This blog is writed to simply introduce the assignment 2 project of COMP90024.
This project was implemented by members in group 55
The github of this project is here
COMP90024-A2-Group55
Team Members:
- Chuanru Wan - 1074738
- Shengzhe Zhao - 1074171
- Zhijun Hu - 1094242
- Sejin Kim - 1025560
- Rajeong Moon - 972583
PowerPoint
https://docs.google.com/presentation/d/141WuuAyn-erbEmaW-RVfLsY1yr2QnDdpmTDvFowC9Ms/edit?usp=sharing
Demonstration Video links
Ansible
- Part 1: https://youtu.be/_D38VT2fbOc
- Part 2: https://youtu.be/Xdya6DEyqS0
Tweet harvesting and CouchDB utilization
- Part 1: https://www.youtube.com/watch?v=baOaeuTgMh0
System Structure
Frontend (http://172.26.132.195:8080/)
For visualizing analyzed data, we choose Vue which is a components-based development framework to build our web application. Four main packages were used here, the first one is Vue-ElementUI which offers a set of created components and UIs. We have used it to construct the main structure and style of web pages like Navigation Side Bar and Message Box. The second is Vue-Echart which can be used to draw charts like histogram, pie chart and line chart. The third one is Vue-GoogleMaps, we used it to show data distribution on specific areas. For example, we distribute areas as seven levels based on the num of negative job related tweets and label these areas by seven different colors. The last one is Axios which can be used to communicate with backend servers by HTTP Requests.
Backend
- Harvester Server
- Data Server
- Semantic Analysis Server
- Trigger Server
Harvester server
We have built APIs for stream tweets and search tweets. The user can simply call these two APIs to add new thread for harvest tweets.
Semantic Analysis Server
In this server, we use the SentimentIntensityAnalyzer model under the NLTK package of python. It is a pre-trained natural language processing model which can divide emotions expressed in words into negative or positive. This server can be automatically triggered per hour, and then it will pull tweets from created views on couchdb and label these tweets as negative or positive. Finally it will count the num of negative tweets and positive tweets and the statistical results will be stored or updated into couchdb. This server is listening on port 5001.
Data Server
This server provides main api services for the web application. The Flask which is a lightweight development framework of Python is used here. The couchdb package is used to communicate with the couchdb database. There are two types of services which are Aurin Data Services and Couchdb Data Services. The Aurin Data Services will be listening for requests, once accepting requests, they will read json files which download from Aurin and format them and send the formatted data back as response. The Couchdb Data Services are similar to The Aurin Data Service, but they will return data which come from the couchdb database. This server is listening on port 5000.
Trigger Server
If we want to scale up the container of Harvester Server and Semantic Analysis Server to raise system efficiency, we have to make sure each container operates different tasks. So, we have built a trigger that will automatically allocate tasks by sending requests to the Harvester Server cluster and Semantic Analysis Server cluster. After the requests arrive the docker swarm load balance of both servers, the load balancers can evenly distribute tasks into each container. The trigger will allocate new tasks for collecting latest tweets to Harvester Server per day. And it will assign tasks of analyzing tweets for scenarios to Semantic Analysis Server per hour. The trigger also provides APIs for webapp to manually edit the tasks lists. Generally, users can add new tasks into the task list and also delete tasks from the task list through the web app.
Database
Four couchdb database in instance 1~4 are combined as a cluster
Specfic Description
Twitter harvester
- Twitter API
- tweepy streaming
- Trigger periodically to collect data (per day)
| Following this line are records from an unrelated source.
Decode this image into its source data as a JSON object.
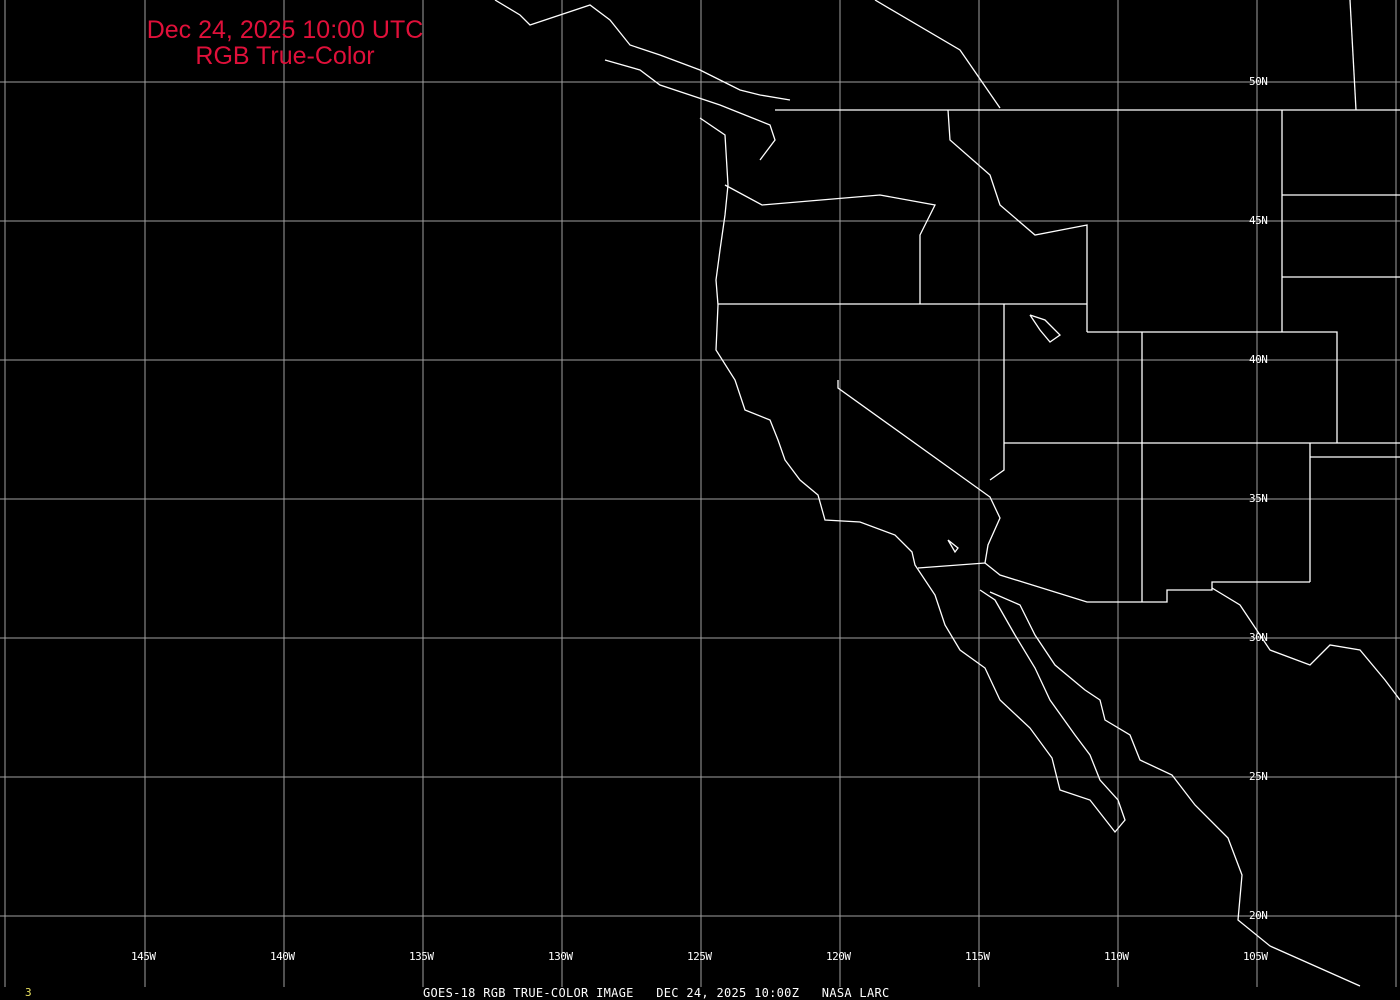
{
  "title": {
    "line1": "Dec 24, 2025 10:00 UTC",
    "line2": "RGB True-Color",
    "color": "#e0103a"
  },
  "longitude_labels": [
    "145W",
    "140W",
    "135W",
    "130W",
    "125W",
    "120W",
    "115W",
    "110W",
    "105W"
  ],
  "latitude_labels": [
    "50N",
    "45N",
    "40N",
    "35N",
    "30N",
    "25N",
    "20N"
  ],
  "footer": {
    "text": "GOES-18 RGB TRUE-COLOR IMAGE   DEC 24, 2025 10:00Z   NASA LARC",
    "frame_number": "3"
  },
  "colors": {
    "background": "#000000",
    "grid": "#a0a0a0",
    "coastline": "#ffffff",
    "frame_number": "#e8e060"
  }
}
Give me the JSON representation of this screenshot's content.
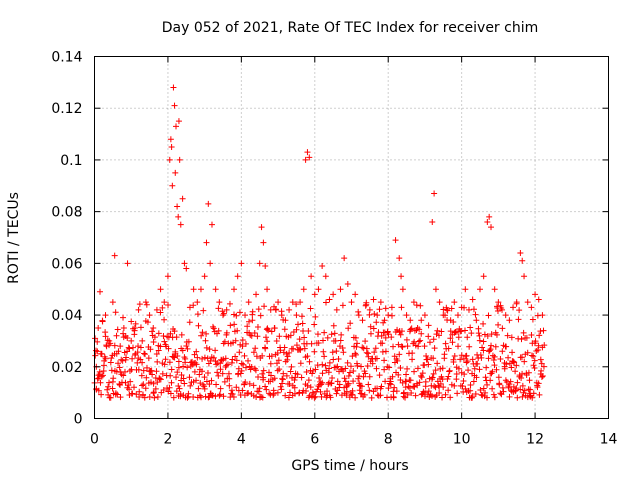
{
  "chart_data": {
    "type": "scatter",
    "title": "Day 052 of 2021, Rate Of TEC Index for receiver chim",
    "xlabel": "GPS time / hours",
    "ylabel": "ROTI / TECUs",
    "xlim": [
      0,
      14
    ],
    "ylim": [
      0,
      0.14
    ],
    "xticks": [
      "0",
      "2",
      "4",
      "6",
      "8",
      "10",
      "12",
      "14"
    ],
    "yticks": [
      "0",
      "0.02",
      "0.04",
      "0.06",
      "0.08",
      "0.1",
      "0.12",
      "0.14"
    ],
    "grid": true,
    "marker": "+",
    "color": "#ff0000",
    "series": [
      {
        "name": "ROTI",
        "data_extent_hours": [
          0,
          12.25
        ],
        "baseline_band": [
          0.008,
          0.035
        ],
        "x": [
          0.05,
          0.1,
          0.15,
          0.2,
          0.3,
          0.4,
          0.5,
          0.55,
          0.6,
          0.7,
          0.8,
          0.9,
          1.0,
          1.1,
          1.2,
          1.3,
          1.4,
          1.5,
          1.6,
          1.7,
          1.8,
          1.9,
          2.0,
          2.05,
          2.08,
          2.1,
          2.12,
          2.15,
          2.18,
          2.2,
          2.22,
          2.25,
          2.28,
          2.3,
          2.32,
          2.35,
          2.4,
          2.45,
          2.5,
          2.6,
          2.7,
          2.8,
          2.9,
          3.0,
          3.05,
          3.1,
          3.15,
          3.2,
          3.3,
          3.4,
          3.5,
          3.6,
          3.7,
          3.8,
          3.9,
          4.0,
          4.1,
          4.2,
          4.3,
          4.4,
          4.5,
          4.55,
          4.6,
          4.65,
          4.7,
          4.8,
          4.9,
          5.0,
          5.1,
          5.2,
          5.3,
          5.4,
          5.5,
          5.6,
          5.7,
          5.75,
          5.8,
          5.85,
          5.9,
          6.0,
          6.1,
          6.2,
          6.3,
          6.4,
          6.5,
          6.6,
          6.7,
          6.8,
          6.9,
          7.0,
          7.1,
          7.2,
          7.3,
          7.4,
          7.5,
          7.6,
          7.7,
          7.8,
          7.9,
          8.0,
          8.1,
          8.2,
          8.3,
          8.35,
          8.4,
          8.5,
          8.6,
          8.7,
          8.8,
          8.9,
          9.0,
          9.1,
          9.2,
          9.25,
          9.3,
          9.4,
          9.5,
          9.6,
          9.7,
          9.8,
          9.9,
          10.0,
          10.1,
          10.2,
          10.3,
          10.4,
          10.5,
          10.6,
          10.7,
          10.75,
          10.8,
          10.9,
          11.0,
          11.1,
          11.2,
          11.3,
          11.4,
          11.5,
          11.6,
          11.65,
          11.7,
          11.8,
          11.9,
          12.0,
          12.1,
          12.2
        ],
        "y": [
          0.02,
          0.035,
          0.049,
          0.025,
          0.04,
          0.03,
          0.045,
          0.063,
          0.032,
          0.028,
          0.035,
          0.06,
          0.03,
          0.035,
          0.042,
          0.03,
          0.045,
          0.04,
          0.035,
          0.042,
          0.05,
          0.045,
          0.055,
          0.1,
          0.108,
          0.105,
          0.09,
          0.128,
          0.121,
          0.095,
          0.113,
          0.082,
          0.078,
          0.115,
          0.1,
          0.075,
          0.085,
          0.06,
          0.058,
          0.043,
          0.05,
          0.045,
          0.05,
          0.055,
          0.068,
          0.083,
          0.06,
          0.075,
          0.05,
          0.045,
          0.04,
          0.042,
          0.036,
          0.05,
          0.055,
          0.06,
          0.04,
          0.045,
          0.038,
          0.048,
          0.06,
          0.074,
          0.068,
          0.059,
          0.05,
          0.042,
          0.035,
          0.045,
          0.04,
          0.038,
          0.042,
          0.045,
          0.04,
          0.045,
          0.05,
          0.1,
          0.103,
          0.101,
          0.055,
          0.048,
          0.05,
          0.059,
          0.055,
          0.046,
          0.048,
          0.042,
          0.05,
          0.062,
          0.052,
          0.045,
          0.048,
          0.04,
          0.038,
          0.044,
          0.042,
          0.046,
          0.04,
          0.045,
          0.038,
          0.04,
          0.043,
          0.069,
          0.062,
          0.055,
          0.05,
          0.04,
          0.038,
          0.045,
          0.035,
          0.038,
          0.04,
          0.036,
          0.076,
          0.087,
          0.05,
          0.045,
          0.04,
          0.042,
          0.038,
          0.045,
          0.04,
          0.043,
          0.05,
          0.042,
          0.046,
          0.038,
          0.05,
          0.055,
          0.076,
          0.078,
          0.074,
          0.05,
          0.045,
          0.042,
          0.04,
          0.038,
          0.043,
          0.045,
          0.064,
          0.061,
          0.055,
          0.045,
          0.043,
          0.048,
          0.046,
          0.04
        ]
      }
    ]
  }
}
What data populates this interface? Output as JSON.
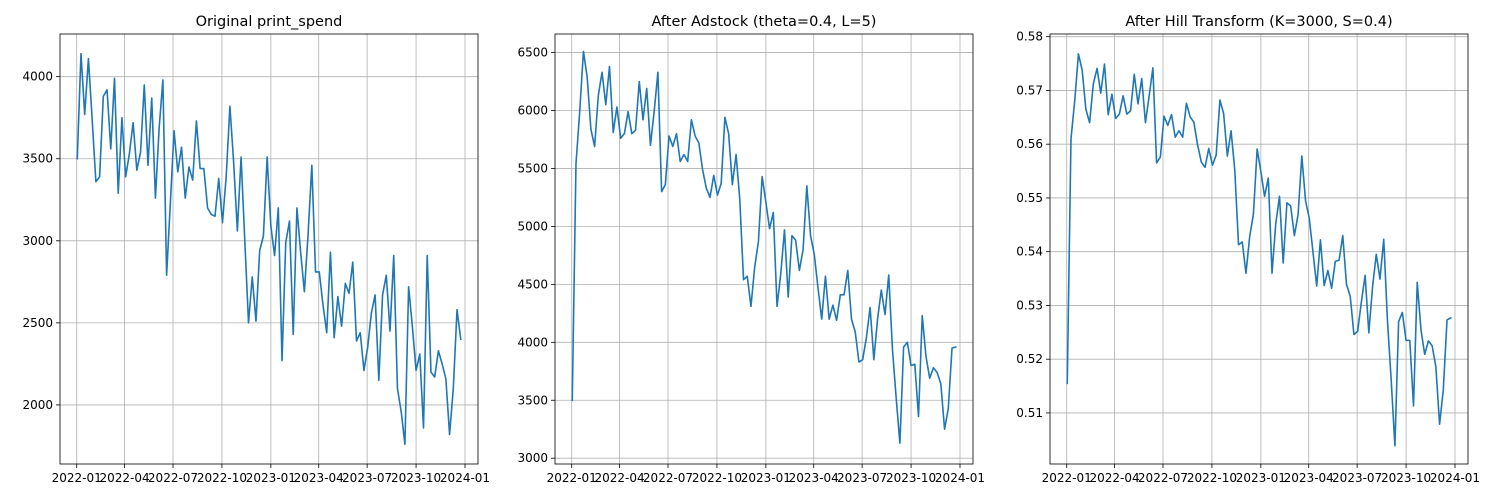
{
  "colors": {
    "series": "#1f77b4",
    "grid": "#b0b0b0"
  },
  "chart_data": [
    {
      "type": "line",
      "title": "Original print_spend",
      "x_ticks": [
        "2022-01",
        "2022-04",
        "2022-07",
        "2022-10",
        "2023-01",
        "2023-04",
        "2023-07",
        "2023-10",
        "2024-01"
      ],
      "x_start": "2022-01-02",
      "x_interval_days": 7,
      "y_ticks": [
        2000,
        2500,
        3000,
        3500,
        4000
      ],
      "ylim": [
        1640,
        4260
      ],
      "grid": true,
      "series": [
        {
          "values": [
            3500,
            4140,
            3770,
            4110,
            3740,
            3360,
            3390,
            3880,
            3920,
            3560,
            3990,
            3290,
            3750,
            3390,
            3530,
            3720,
            3430,
            3540,
            3950,
            3460,
            3870,
            3260,
            3690,
            3980,
            2790,
            3230,
            3670,
            3420,
            3570,
            3260,
            3450,
            3370,
            3730,
            3440,
            3440,
            3200,
            3160,
            3150,
            3380,
            3110,
            3390,
            3820,
            3480,
            3060,
            3510,
            3000,
            2500,
            2780,
            2510,
            2940,
            3030,
            3510,
            3090,
            2910,
            3200,
            2270,
            2990,
            3120,
            2430,
            3200,
            2930,
            2690,
            3040,
            3460,
            2810,
            2810,
            2610,
            2440,
            2930,
            2410,
            2660,
            2480,
            2740,
            2680,
            2870,
            2390,
            2440,
            2210,
            2350,
            2560,
            2670,
            2150,
            2670,
            2790,
            2450,
            2910,
            2100,
            1960,
            1760,
            2720,
            2480,
            2210,
            2310,
            1860,
            2910,
            2200,
            2170,
            2330,
            2250,
            2160,
            1820,
            2100,
            2580,
            2400
          ]
        }
      ]
    },
    {
      "type": "line",
      "title": "After Adstock (theta=0.4, L=5)",
      "x_ticks": [
        "2022-01",
        "2022-04",
        "2022-07",
        "2022-10",
        "2023-01",
        "2023-04",
        "2023-07",
        "2023-10",
        "2024-01"
      ],
      "x_start": "2022-01-02",
      "x_interval_days": 7,
      "y_ticks": [
        3000,
        3500,
        4000,
        4500,
        5000,
        5500,
        6000,
        6500
      ],
      "ylim": [
        2950,
        6660
      ],
      "grid": true,
      "series": [
        {
          "values": [
            3500,
            5540,
            5990,
            6510,
            6290,
            5840,
            5690,
            6130,
            6330,
            6050,
            6380,
            5810,
            6030,
            5760,
            5800,
            5990,
            5800,
            5830,
            6250,
            5920,
            6190,
            5700,
            5990,
            6330,
            5300,
            5360,
            5780,
            5690,
            5800,
            5560,
            5620,
            5560,
            5920,
            5780,
            5720,
            5490,
            5330,
            5250,
            5440,
            5270,
            5370,
            5940,
            5800,
            5360,
            5620,
            5230,
            4540,
            4570,
            4310,
            4650,
            4870,
            5430,
            5210,
            4980,
            5120,
            4310,
            4590,
            4970,
            4390,
            4920,
            4880,
            4620,
            4800,
            5350,
            4920,
            4760,
            4470,
            4200,
            4570,
            4200,
            4320,
            4190,
            4410,
            4410,
            4620,
            4200,
            4090,
            3830,
            3850,
            4040,
            4300,
            3850,
            4200,
            4450,
            4240,
            4580,
            3940,
            3520,
            3130,
            3960,
            4000,
            3800,
            3810,
            3360,
            4230,
            3880,
            3690,
            3780,
            3740,
            3640,
            3250,
            3430,
            3950,
            3960
          ]
        }
      ]
    },
    {
      "type": "line",
      "title": "After Hill Transform (K=3000, S=0.4)",
      "x_ticks": [
        "2022-01",
        "2022-04",
        "2022-07",
        "2022-10",
        "2023-01",
        "2023-04",
        "2023-07",
        "2023-10",
        "2024-01"
      ],
      "x_start": "2022-01-02",
      "x_interval_days": 7,
      "y_ticks": [
        0.51,
        0.52,
        0.53,
        0.54,
        0.55,
        0.56,
        0.57,
        0.58
      ],
      "ylim": [
        0.5005,
        0.5805
      ],
      "grid": true,
      "series": [
        {
          "values": [
            0.5155,
            0.561,
            0.568,
            0.5768,
            0.5738,
            0.5665,
            0.564,
            0.5712,
            0.5741,
            0.5695,
            0.5749,
            0.5655,
            0.5693,
            0.5648,
            0.5656,
            0.569,
            0.5656,
            0.5662,
            0.573,
            0.5675,
            0.5722,
            0.564,
            0.569,
            0.5742,
            0.5565,
            0.5576,
            0.5652,
            0.5635,
            0.5655,
            0.5613,
            0.5625,
            0.5613,
            0.5676,
            0.5651,
            0.5641,
            0.5599,
            0.5567,
            0.5557,
            0.5592,
            0.5561,
            0.558,
            0.5682,
            0.5657,
            0.5578,
            0.5625,
            0.5551,
            0.5413,
            0.5418,
            0.536,
            0.5428,
            0.547,
            0.5591,
            0.5549,
            0.5503,
            0.5537,
            0.536,
            0.5452,
            0.5503,
            0.5379,
            0.5491,
            0.5485,
            0.543,
            0.5469,
            0.5578,
            0.5495,
            0.5462,
            0.5399,
            0.5336,
            0.5422,
            0.5337,
            0.5365,
            0.5332,
            0.5382,
            0.5384,
            0.543,
            0.5339,
            0.5317,
            0.5246,
            0.5252,
            0.5307,
            0.5356,
            0.5249,
            0.5335,
            0.5395,
            0.5349,
            0.5423,
            0.5272,
            0.5162,
            0.5039,
            0.527,
            0.5287,
            0.5235,
            0.5235,
            0.5113,
            0.5343,
            0.5255,
            0.5209,
            0.5234,
            0.5225,
            0.5186,
            0.5079,
            0.5143,
            0.5273,
            0.5277
          ]
        }
      ]
    }
  ]
}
Machine learning algorithm
- Model: SentimentIntensityAnalyzer
- Trigger periodically to analyze data (per hour)
Deployment Operation
- Ansible creates 4 instances
- Ansible deploys 3 CouchDB in instances 1-3 as a cluster
- Ansible controls Docker-compose with services on each instances
Dockerfile
Images on DockerHub
- Web app image
- Environment (with required python package) image
- Harvester Server image
- Data Server image
- Semantic Analysis Server image
- Trigger Server image
Instances information
- Instance1: 172.26.132.195
- Instance2: 172.26.129.104
- Instance3: 172.26.130.101
- Instance3: 172.26.129.79